Tomorrow morning I’m going to set in motion my plan to become a cross between Buffy Summers, Penelope Pitstop and Lorelai Gilmore. The first step towards achieving this is by being a more positive person who only sees the good in each day. No longer will I wake up on a Monday morning feeling groggy, downing pints of coffee and desperately piling make-up on my face in the hope that I’ll turn up to work looking somewhat human. Instead I shall drink green tea and say things such as “isn’t the rain delightful, nice weather for ducks.”
However, as a hardened cynic this might be a tough transition, after all: Rome wasn’t built in a day! I thought it might be worth declaring everything that annoys me now to avoid anything ruining my perfect day tomorrow.

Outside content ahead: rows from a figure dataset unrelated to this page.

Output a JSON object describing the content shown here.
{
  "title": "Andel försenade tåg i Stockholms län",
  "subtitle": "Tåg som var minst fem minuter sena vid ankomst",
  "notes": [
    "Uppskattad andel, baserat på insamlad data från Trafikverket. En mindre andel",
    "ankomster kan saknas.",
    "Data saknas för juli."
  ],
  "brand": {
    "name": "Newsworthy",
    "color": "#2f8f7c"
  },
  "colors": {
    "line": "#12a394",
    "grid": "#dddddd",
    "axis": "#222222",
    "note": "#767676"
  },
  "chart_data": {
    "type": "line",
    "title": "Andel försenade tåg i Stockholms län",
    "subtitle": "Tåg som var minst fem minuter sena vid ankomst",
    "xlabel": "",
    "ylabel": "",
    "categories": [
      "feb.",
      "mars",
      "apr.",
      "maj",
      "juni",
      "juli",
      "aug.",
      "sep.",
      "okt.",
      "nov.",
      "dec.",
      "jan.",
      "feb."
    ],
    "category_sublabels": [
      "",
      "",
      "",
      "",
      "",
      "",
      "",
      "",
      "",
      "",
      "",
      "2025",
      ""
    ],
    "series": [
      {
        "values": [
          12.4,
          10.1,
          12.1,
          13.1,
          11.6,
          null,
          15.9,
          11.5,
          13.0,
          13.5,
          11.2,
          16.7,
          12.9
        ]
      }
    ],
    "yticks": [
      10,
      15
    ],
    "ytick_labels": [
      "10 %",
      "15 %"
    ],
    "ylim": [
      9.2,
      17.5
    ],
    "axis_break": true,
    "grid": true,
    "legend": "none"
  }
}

So, here goes nothing: people who say ‘twenty-fourteen’ rather than 2014, wind on a good hair day, people that watch the film rather than read the book and flaunt their ‘knowledge’ at me, loud crisp eaters, a lack of manners, the use of ‘babe’ as a pet name, the use of pet names in general, people that spell my name with two ‘l’s’, unnecessarily poor spelling, having to constantly defend liking Taylor Swift, when you see a wasp outside of the designated summer months, it not being socially acceptable to wear tights during summer, being told to ‘be quiet’, ‘calm down’ or ‘smile’, people not adhering to official board game rules, my friends not appreciating how brilliant Joss Whedon is, Emma Watson’s perfect everything, PDA and my inability to take a good selfie.
Now that that’s done, who’d like some tea and freshly baked scones?